The surface analysis with an elemental quantification was investigated using X-ray photoelectron spectroscopy (XPS, PHI VersaProbe 3) that uses a monochromatized Al Kα radiation (1486 eV). All XPS spectra were calibrated to the C 1 s peak at a binding energy of 284.8 eV. CasaXPS software was used to carry out peak fitting with Shirley backgrounds.

Thermogravimetric and differential scanning calorimetry (TGA/DSC, Setaram Labsys Evo) were simultaneously used to obtain the heat flow and mass change on the precursor solution with the temperature range from 25 to 800 °C at a heating rate of 10 °C/min.

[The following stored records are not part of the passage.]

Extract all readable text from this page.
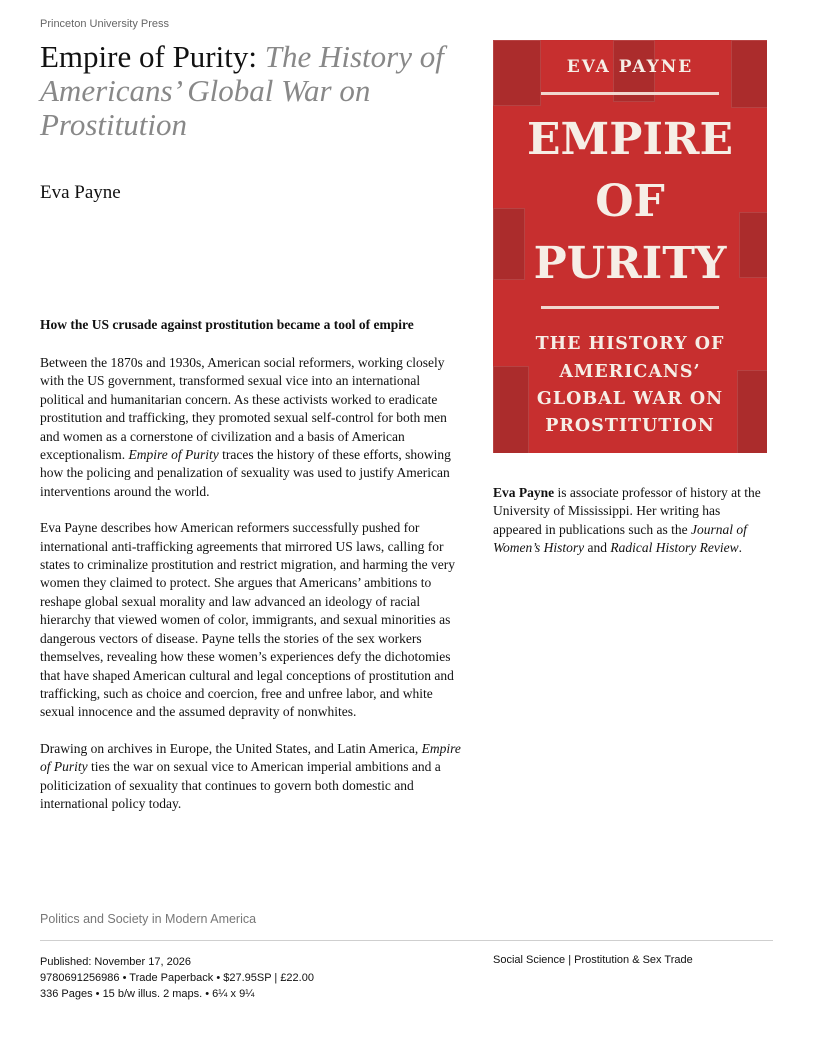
Princeton University Press
Empire of Purity: The History of Americans’ Global War on Prostitution
Eva Payne
EVA PAYNE
EMPIRE
OF
PURITY
THE HISTORY OF
AMERICANS’
GLOBAL WAR ON
PROSTITUTION
How the US crusade against prostitution became a tool of empire

Between the 1870s and 1930s, American social reformers, working closely with the US government, transformed sexual vice into an international political and humanitarian concern. As these activists worked to eradicate prostitution and trafficking, they promoted sexual self-control for both men and women as a cornerstone of civilization and a basis of American exceptionalism. Empire of Purity traces the history of these efforts, showing how the policing and penalization of sexuality was used to justify American interventions around the world.

Eva Payne describes how American reformers successfully pushed for international anti-trafficking agreements that mirrored US laws, calling for states to criminalize prostitution and restrict migration, and harming the very women they claimed to protect. She argues that Americans’ ambitions to reshape global sexual morality and law advanced an ideology of racial hierarchy that viewed women of color, immigrants, and sexual minorities as dangerous vectors of disease. Payne tells the stories of the sex workers themselves, revealing how these women’s experiences defy the dichotomies that have shaped American cultural and legal conceptions of prostitution and trafficking, such as choice and coercion, free and unfree labor, and white sexual innocence and the assumed depravity of nonwhites.

Drawing on archives in Europe, the United States, and Latin America, Empire of Purity ties the war on sexual vice to American imperial ambitions and a politicization of sexuality that continues to govern both domestic and international policy today.

Eva Payne is associate professor of history at the University of Mississippi. Her writing has appeared in publications such as the Journal of Women’s History and Radical History Review.
Politics and Society in Modern America
Published: November 17, 2026
9780691256986 • Trade Paperback • $27.95SP | £22.00
336 Pages • 15 b/w illus. 2 maps. • 6¼ x 9¼
Social Science | Prostitution & Sex Trade
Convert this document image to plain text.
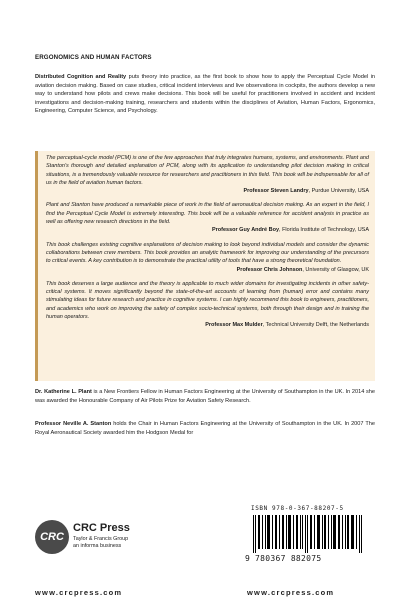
ERGONOMICS AND HUMAN FACTORS

Distributed Cognition and Reality puts theory into practice, as the first book to show how to apply the Perceptual Cycle Model in aviation decision making. Based on case studies, critical incident interviews and live observations in cockpits, the authors develop a new way to understand how pilots and crews make decisions. This book will be useful for practitioners involved in accident and incident investigations and decision-making training, researchers and students within the disciplines of Aviation, Human Factors, Ergonomics, Engineering, Computer Science, and Psychology.

The perceptual-cycle model (PCM) is one of the few approaches that truly integrates humans, systems, and environments. Plant and Stanton's thorough and detailed explanation of PCM, along with its application to understanding pilot decision making in critical situations, is a tremendously valuable resource for researchers and practitioners in this field. This book will be indispensable for all of us in the field of aviation human factors.

Professor Steven Landry, Purdue University, USA

Plant and Stanton have produced a remarkable piece of work in the field of aeronautical decision making. As an expert in the field, I find the Perceptual Cycle Model is extremely interesting. This book will be a valuable reference for accident analysis in practice as well as offering new research directions in the field.

Professor Guy André Boy, Florida Institute of Technology, USA

This book challenges existing cognitive explanations of decision making to look beyond individual models and consider the dynamic collaborations between crew members. This book provides an analytic framework for improving our understanding of the precursors to critical events. A key contribution is to demonstrate the practical utility of tools that have a strong theoretical foundation.

Professor Chris Johnson, University of Glasgow, UK

This book deserves a large audience and the theory is applicable to much wider domains for investigating incidents in other safety-critical systems. It moves significantly beyond the state-of-the-art accounts of learning from (human) error and contains many stimulating ideas for future research and practice in cognitive systems. I can highly recommend this book to engineers, practitioners, and academics who work on improving the safety of complex socio-technical systems, both through their design and in training the human operators.

Professor Max Mulder, Technical University Delft, the Netherlands

Dr. Katherine L. Plant is a New Frontiers Fellow in Human Factors Engineering at the University of Southampton in the UK. In 2014 she was awarded the Honourable Company of Air Pilots Prize for Aviation Safety Research.

Professor Neville A. Stanton holds the Chair in Human Factors Engineering at the University of Southampton in the UK. In 2007 The Royal Aeronautical Society awarded him the Hodgson Medal for

CRC
CRC Press
Taylor & Francis Group
an informa business
www.crcpress.com
ISBN 978-0-367-88207-5
9 780367 882075
www.crcpress.com
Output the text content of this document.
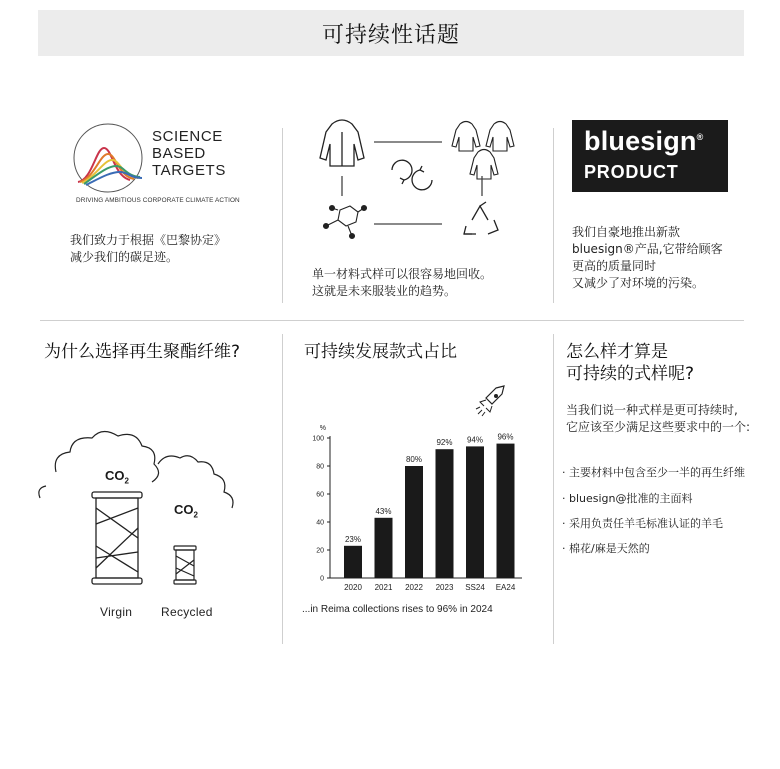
可持续性话题
SCIENCE
BASED
TARGETS
DRIVING AMBITIOUS CORPORATE CLIMATE ACTION
我们致力于根据《巴黎协定》
减少我们的碳足迹。
单一材料式样可以很容易地回收。
这就是未来服装业的趋势。
bluesign®
PRODUCT
我们自豪地推出新款
bluesign®产品,它带给顾客
更高的质量同时
又减少了对环境的污染。
为什么选择再生聚酯纤维?
$CO_2$
$CO_2$
Virgin Recycled
可持续发展款式占比
%
0
20
40
60
80
100
23%
2020
43%
2021
80%
2022
92%
2023
94%
SS24
96%
EA24
...in Reima collections rises to 96% in 2024
怎么样才算是
可持续的式样呢?
当我们说一种式样是更可持续时,
它应该至少满足这些要求中的一个:
· 主要材料中包含至少一半的再生纤维
· bluesign@批准的主面料
· 采用负责任羊毛标准认证的羊毛
· 棉花/麻是天然的
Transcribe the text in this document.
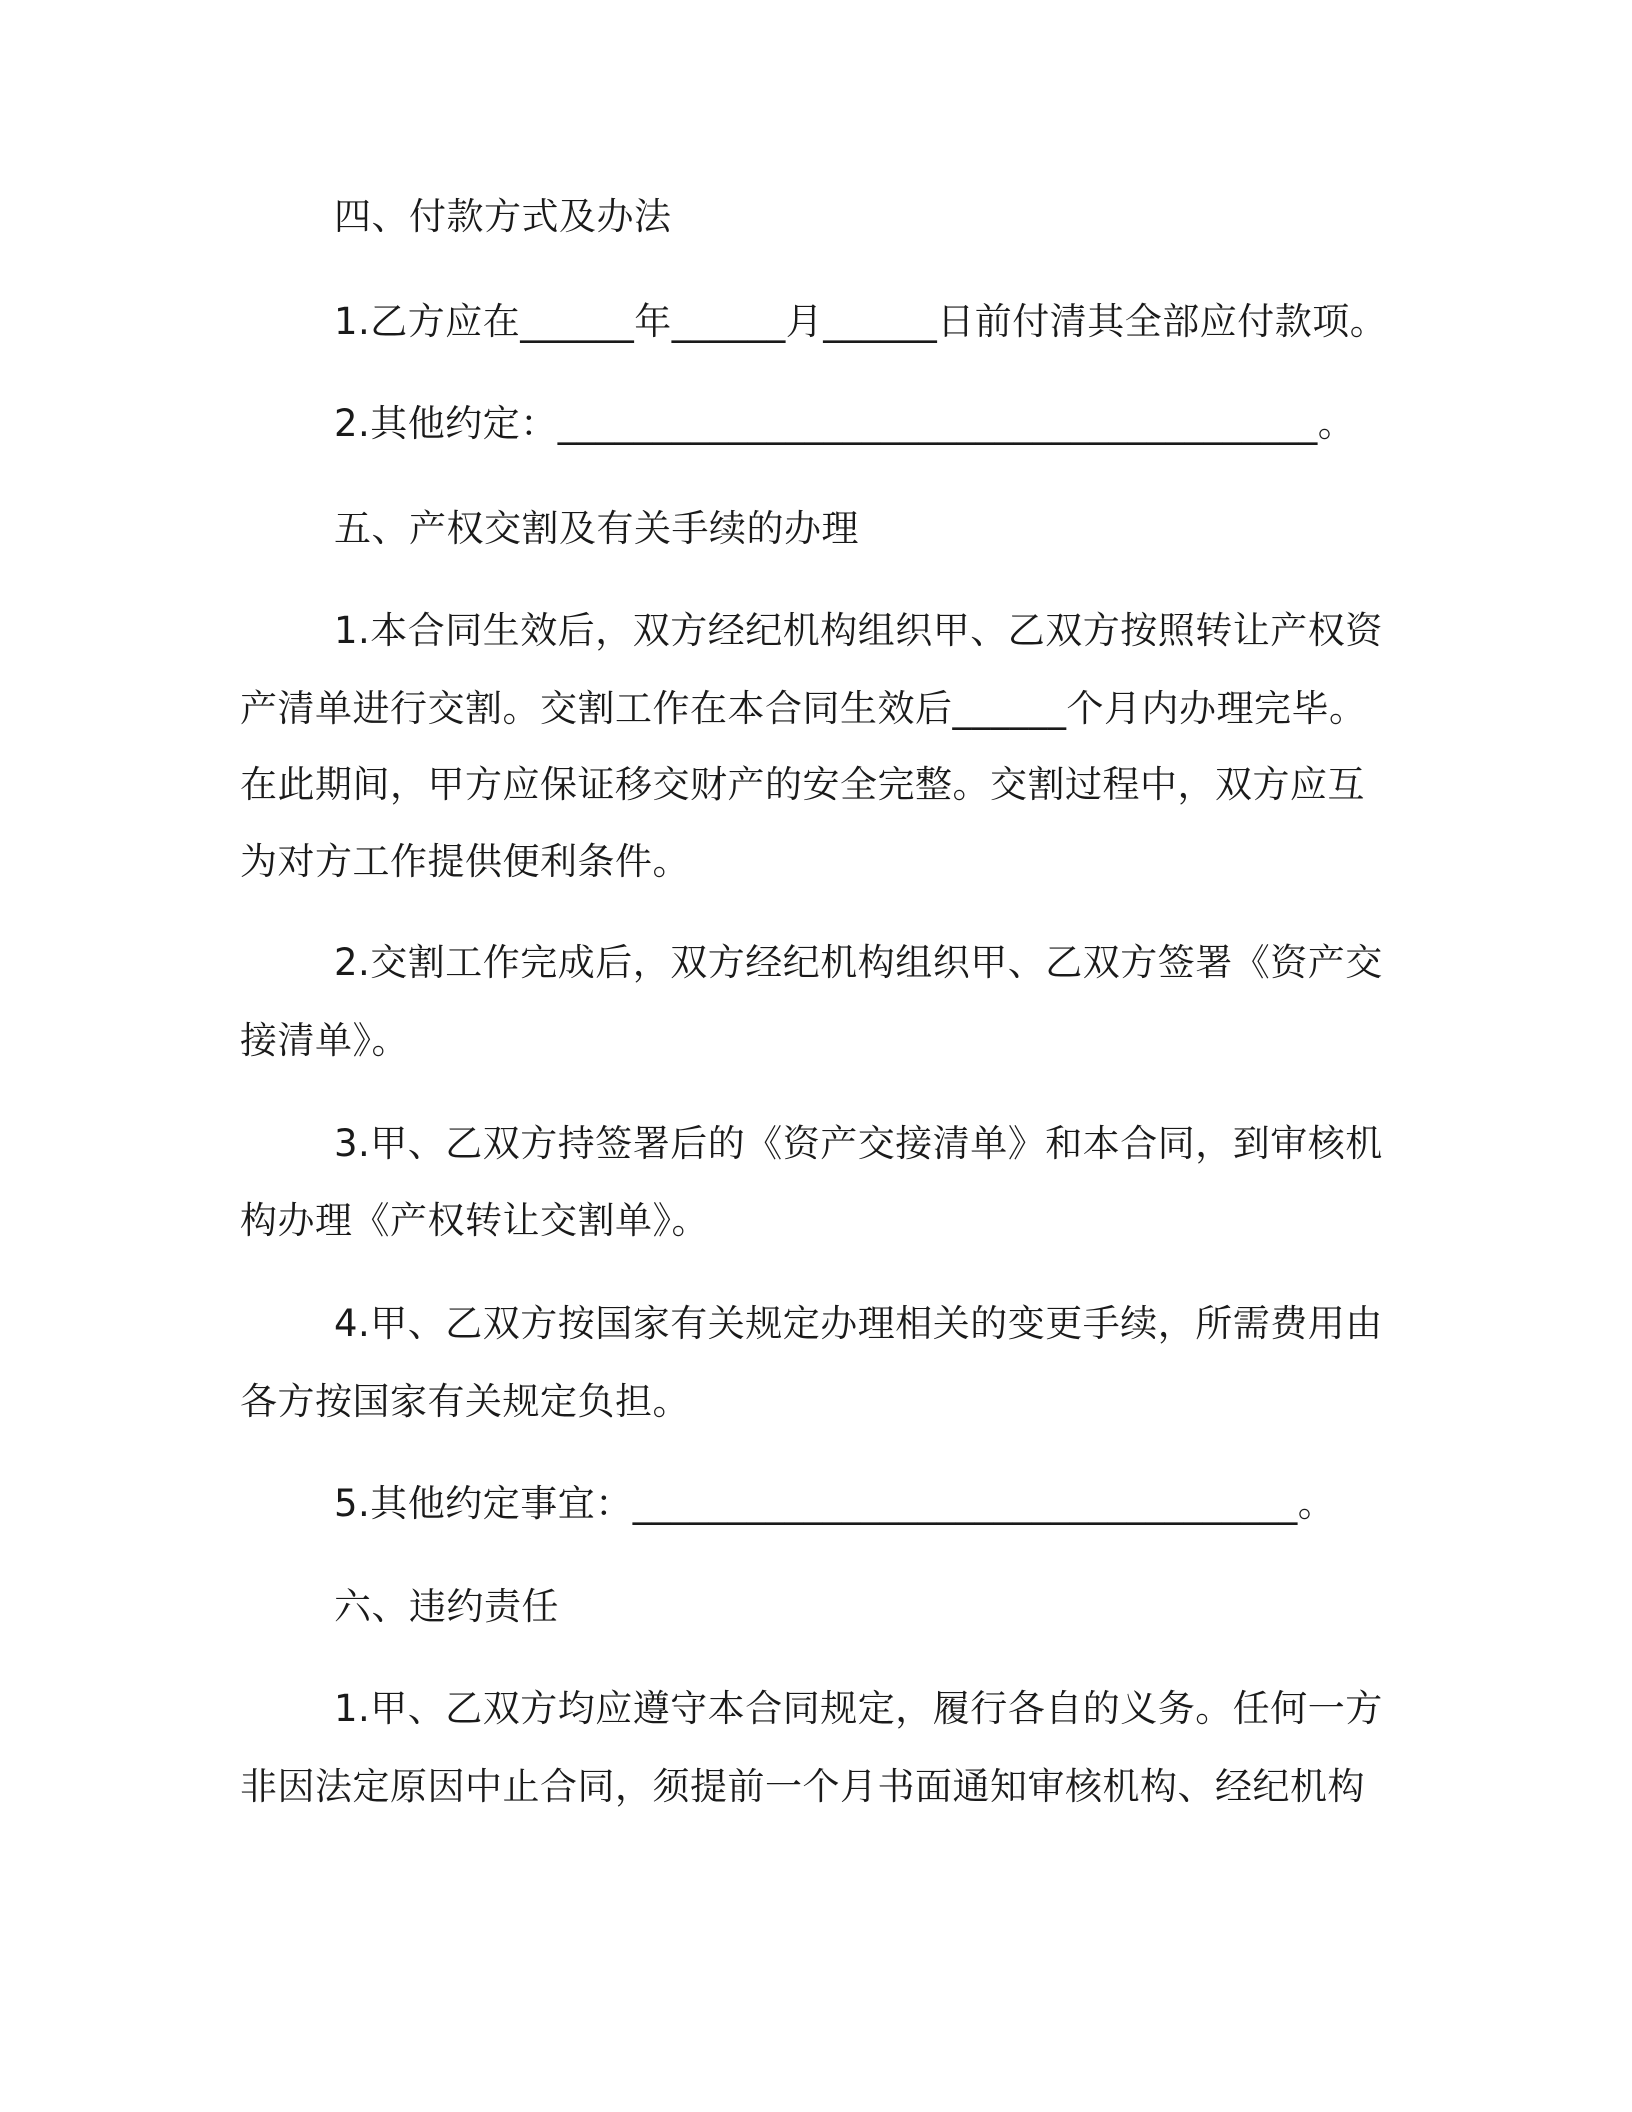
四、付款方式及办法
1.乙方应在______年______月______日前付清其全部应付款项。
2.其他约定：________________________________________。
五、产权交割及有关手续的办理
1.本合同生效后，双方经纪机构组织甲、乙双方按照转让产权资
产清单进行交割。交割工作在本合同生效后______个月内办理完毕。
在此期间，甲方应保证移交财产的安全完整。交割过程中，双方应互
为对方工作提供便利条件。
2.交割工作完成后，双方经纪机构组织甲、乙双方签署《资产交
接清单》。
3.甲、乙双方持签署后的《资产交接清单》和本合同，到审核机
构办理《产权转让交割单》。
4.甲、乙双方按国家有关规定办理相关的变更手续，所需费用由
各方按国家有关规定负担。
5.其他约定事宜：___________________________________。
六、违约责任
1.甲、乙双方均应遵守本合同规定，履行各自的义务。任何一方
非因法定原因中止合同，须提前一个月书面通知审核机构、经纪机构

Electrochemical measurement

Electrochemical measurement was conducted using a potentiostat (Model Interface 1010, Gamry) and three-electrode electrochemical cell including LaAlO3/FTO working electrode (geometric area of 0.502 cm2), carbon rod counter electrode75,76, and Ag/AgCl (KCl Sat.) reference electrode in the 30 mL of the electrolyte of 2 M KHCO3 (pH 8.3) and 4 M K2CO3/KHCO3 (1:7, pH 11). The measured potentials versus Ag/AgCl were converted to the potentials versus reversible hydrogen electrode (RHE) by the equation below:

$${E}_{{RHE}}={E}_{{Ag}/{AgCl}}+0.059\times {pH}+0.197$$

The electrochemical activity was evaluated using linear sweep voltammetry (LSV), sweeping from 1.2 V to 2.4 V vs. RHE at a scan rate of 50 mV/s. All curves are 95% iR-compensated. The EIS measurement was conducted between 20 kHz and 0.05 kHz at 2.7 V vs. RHE for all samples. Chronoamperometry assessed stability, applying a constant potential of 2.7 and 3.2 V vs. RHE for 3 h. H2O2 was collected during the chronoamperometry test at different times, followed by UV-vis absorbance measurement of the mixture solution of cobalt sulfate and the electrolyte, including the produced hydrogen peroxide. Before measuring the absorbance, the complexation time is required for 30 min. A calibration curve was measured with the same procedure but using commercial hydrogen peroxide [9]. H2O2 with higher concentration was quantified using the titration method with potassium permanganate and sulfuric acid, based on the following reaction:

$$2{{{{{{{\rm{MnO}}}}}}}_{4}}^{-}({{{{{\rm{aq}}}}}})\,+6{{{{{{\rm{H}}}}}}}^{+}({{{{{\rm{aq}}}}}})\,+\,5{{{{{{\rm{H}}}}}}}_{2}{{{{{{\rm{O}}}}}}}_{2}({{{{{\rm{aq}}}}}})\,\to 2{{{{{{\rm{Mn}}}}}}}^{2+}({{{{{\rm{aq}}}}}})\,+8{{{{{{\rm{H}}}}}}}_{2}{{{{{\rm{O}}}}}}\,({{{{{\rm{l}}}}}})\,+5{{{{{{\rm{O}}}}}}}_{2}({{{{{\rm{g}}}}}})$$

Selectivity was evaluated by the calculation of Faradaic efficiency, which is determined by the equation below:

$${FE}=\frac{n\times {N}_{{{H}_{2}O}_{2}}\times F}{I\times t}$$

where n, NH2O2, F, I, and t represent the number of electrons, the mole of H2O2 produced, faradaic constant, measured current, and time, respectively. The FEs at each potential were calculated by applying the absorbance measurement from its calibration curve (Supplementary Fig. 23) after the chronoamperometry test for 10 min, as shown in the Methods section. The inset picture in Supplementary Fig. 23 indicates the mixture of cobalt sulfate dye and the electrolyte, including the generated H2O2: the more greenish the solution looks, the more H2O2 is generated.